Montreal-based visual artist Carine Khalife produced, directed, animated this music video for the 2011 track Blown Minded, off the album Shapeshifting by Young Galaxy. The entire clip is comprised of oil paint on glass photographed above from a camera. Khalife explains her process a bit more on her site:
Basically, my technique was to paint on a piece of glass fixed to a light box. I would paint on the glass with oil so that it wouldn’t dry, and I could play with it for hours.
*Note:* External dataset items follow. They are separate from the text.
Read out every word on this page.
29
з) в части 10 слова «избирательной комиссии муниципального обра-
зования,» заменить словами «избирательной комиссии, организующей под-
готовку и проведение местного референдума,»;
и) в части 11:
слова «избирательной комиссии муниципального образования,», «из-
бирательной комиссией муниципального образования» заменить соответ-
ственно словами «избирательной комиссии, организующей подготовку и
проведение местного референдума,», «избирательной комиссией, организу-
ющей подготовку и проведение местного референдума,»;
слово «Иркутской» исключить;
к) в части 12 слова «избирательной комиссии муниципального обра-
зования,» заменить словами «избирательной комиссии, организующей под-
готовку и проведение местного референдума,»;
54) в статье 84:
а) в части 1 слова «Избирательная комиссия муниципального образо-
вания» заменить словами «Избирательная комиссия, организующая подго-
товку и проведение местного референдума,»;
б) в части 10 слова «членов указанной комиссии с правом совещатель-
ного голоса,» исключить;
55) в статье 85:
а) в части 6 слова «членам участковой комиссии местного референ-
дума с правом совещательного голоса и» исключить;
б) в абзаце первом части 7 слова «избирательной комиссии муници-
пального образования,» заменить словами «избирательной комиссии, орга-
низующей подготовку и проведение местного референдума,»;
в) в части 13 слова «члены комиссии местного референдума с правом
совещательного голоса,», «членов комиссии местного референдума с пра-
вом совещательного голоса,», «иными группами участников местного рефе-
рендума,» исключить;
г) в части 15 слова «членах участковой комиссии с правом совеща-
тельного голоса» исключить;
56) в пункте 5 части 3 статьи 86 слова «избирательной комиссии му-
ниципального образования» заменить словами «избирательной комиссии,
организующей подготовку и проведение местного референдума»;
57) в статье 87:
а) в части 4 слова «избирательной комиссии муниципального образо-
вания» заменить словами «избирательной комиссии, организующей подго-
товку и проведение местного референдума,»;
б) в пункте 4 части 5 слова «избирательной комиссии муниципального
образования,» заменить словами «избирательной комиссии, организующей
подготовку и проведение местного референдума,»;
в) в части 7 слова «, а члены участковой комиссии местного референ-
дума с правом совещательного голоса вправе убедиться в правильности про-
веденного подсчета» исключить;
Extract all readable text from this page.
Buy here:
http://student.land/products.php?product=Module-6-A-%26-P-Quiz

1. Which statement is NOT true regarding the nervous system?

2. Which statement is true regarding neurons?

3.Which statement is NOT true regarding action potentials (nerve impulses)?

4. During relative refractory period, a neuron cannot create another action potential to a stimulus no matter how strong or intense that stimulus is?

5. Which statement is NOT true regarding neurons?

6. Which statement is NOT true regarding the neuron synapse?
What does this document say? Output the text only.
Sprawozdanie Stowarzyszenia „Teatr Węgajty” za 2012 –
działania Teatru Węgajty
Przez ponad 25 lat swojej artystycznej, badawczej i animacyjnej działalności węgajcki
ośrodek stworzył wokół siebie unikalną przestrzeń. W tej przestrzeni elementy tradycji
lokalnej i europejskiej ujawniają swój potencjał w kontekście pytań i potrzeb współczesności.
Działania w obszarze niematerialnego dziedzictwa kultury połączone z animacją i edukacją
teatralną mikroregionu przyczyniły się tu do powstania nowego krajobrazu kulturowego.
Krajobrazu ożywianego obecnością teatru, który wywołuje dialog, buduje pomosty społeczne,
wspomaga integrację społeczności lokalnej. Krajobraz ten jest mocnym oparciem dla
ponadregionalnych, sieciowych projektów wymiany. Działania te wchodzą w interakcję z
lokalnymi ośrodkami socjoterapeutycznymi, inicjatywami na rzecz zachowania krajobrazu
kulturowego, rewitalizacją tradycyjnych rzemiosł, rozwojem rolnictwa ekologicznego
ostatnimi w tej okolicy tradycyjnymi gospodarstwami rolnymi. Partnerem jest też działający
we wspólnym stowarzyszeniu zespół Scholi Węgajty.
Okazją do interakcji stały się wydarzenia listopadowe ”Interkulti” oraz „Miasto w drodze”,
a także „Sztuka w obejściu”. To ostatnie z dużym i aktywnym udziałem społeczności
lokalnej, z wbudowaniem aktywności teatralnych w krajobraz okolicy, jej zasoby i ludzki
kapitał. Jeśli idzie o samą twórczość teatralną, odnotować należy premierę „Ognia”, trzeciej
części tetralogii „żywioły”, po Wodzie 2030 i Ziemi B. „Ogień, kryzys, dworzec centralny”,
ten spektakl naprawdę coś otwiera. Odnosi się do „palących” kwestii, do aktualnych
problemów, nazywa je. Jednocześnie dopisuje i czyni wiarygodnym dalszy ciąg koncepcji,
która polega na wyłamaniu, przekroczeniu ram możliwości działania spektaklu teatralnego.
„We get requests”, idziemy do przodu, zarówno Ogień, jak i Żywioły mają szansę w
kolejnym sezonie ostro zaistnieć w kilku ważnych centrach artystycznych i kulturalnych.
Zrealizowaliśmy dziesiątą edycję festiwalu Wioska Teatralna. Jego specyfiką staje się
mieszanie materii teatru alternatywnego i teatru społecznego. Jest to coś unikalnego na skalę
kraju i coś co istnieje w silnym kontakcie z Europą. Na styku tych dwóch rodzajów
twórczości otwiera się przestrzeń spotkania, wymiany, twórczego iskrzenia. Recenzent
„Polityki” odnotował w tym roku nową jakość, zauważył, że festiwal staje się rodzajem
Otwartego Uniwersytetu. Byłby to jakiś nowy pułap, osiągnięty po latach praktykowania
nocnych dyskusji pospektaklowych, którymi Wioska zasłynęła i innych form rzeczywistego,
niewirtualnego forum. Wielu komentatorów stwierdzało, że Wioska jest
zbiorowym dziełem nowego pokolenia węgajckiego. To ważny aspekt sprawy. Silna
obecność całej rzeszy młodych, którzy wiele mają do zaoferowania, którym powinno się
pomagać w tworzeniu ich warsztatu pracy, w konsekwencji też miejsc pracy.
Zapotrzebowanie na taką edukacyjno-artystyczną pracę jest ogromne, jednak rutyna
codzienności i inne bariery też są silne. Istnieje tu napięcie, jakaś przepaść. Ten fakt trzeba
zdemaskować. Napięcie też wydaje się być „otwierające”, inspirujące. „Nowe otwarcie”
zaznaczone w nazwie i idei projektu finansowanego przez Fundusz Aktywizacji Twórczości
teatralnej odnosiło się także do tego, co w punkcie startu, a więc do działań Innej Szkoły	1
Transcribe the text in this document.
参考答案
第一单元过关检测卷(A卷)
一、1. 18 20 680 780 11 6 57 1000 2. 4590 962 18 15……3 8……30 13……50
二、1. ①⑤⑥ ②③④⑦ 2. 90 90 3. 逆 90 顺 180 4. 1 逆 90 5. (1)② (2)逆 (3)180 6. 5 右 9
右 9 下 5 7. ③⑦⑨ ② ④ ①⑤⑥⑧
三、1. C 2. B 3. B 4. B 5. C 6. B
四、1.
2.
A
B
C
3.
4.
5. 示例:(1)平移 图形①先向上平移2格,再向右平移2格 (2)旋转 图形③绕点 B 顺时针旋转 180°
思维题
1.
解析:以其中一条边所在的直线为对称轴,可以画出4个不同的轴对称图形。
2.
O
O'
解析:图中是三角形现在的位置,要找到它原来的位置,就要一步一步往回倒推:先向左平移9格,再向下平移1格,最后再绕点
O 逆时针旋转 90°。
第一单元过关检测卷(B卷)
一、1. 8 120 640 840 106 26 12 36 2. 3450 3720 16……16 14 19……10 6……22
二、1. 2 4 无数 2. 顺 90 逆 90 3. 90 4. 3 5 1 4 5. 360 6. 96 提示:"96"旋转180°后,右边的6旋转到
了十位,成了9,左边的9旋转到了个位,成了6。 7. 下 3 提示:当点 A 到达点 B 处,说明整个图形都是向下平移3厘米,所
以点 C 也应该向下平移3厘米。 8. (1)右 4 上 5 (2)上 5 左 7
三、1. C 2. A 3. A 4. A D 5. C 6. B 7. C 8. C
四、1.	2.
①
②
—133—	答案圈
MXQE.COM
A camera, fixed overhead above the animation table and plugged in my computer, would capture my paintings frame by frame and create the animation using the software Stop Motion Pro (the aardman studio software). This process took place inside a dark room so that there wouldn’t be interference or changing lights on the paint. The single light source came from beneath the glass, revealing the textures and details of brushes movements.
I worked a lot with transparency. The more paint, the darker the image, and therefore the animation becomes about gesture, and the texture of brushstrokes; it’s a very physical, organic process. I based the number of frames per second (sometimes 8 sometimes 12) on the rhythm of the music. Everything is based on the rhythm. It was important for me, especially for the abstract parts, that I was responding to the song conversationally; like a running dialogue. I think I’ve listened to the song more than a thousand times. And because i would often listen to it and focus solely on drums, voice, lyrics, or melody – I was still able to hear new things each time.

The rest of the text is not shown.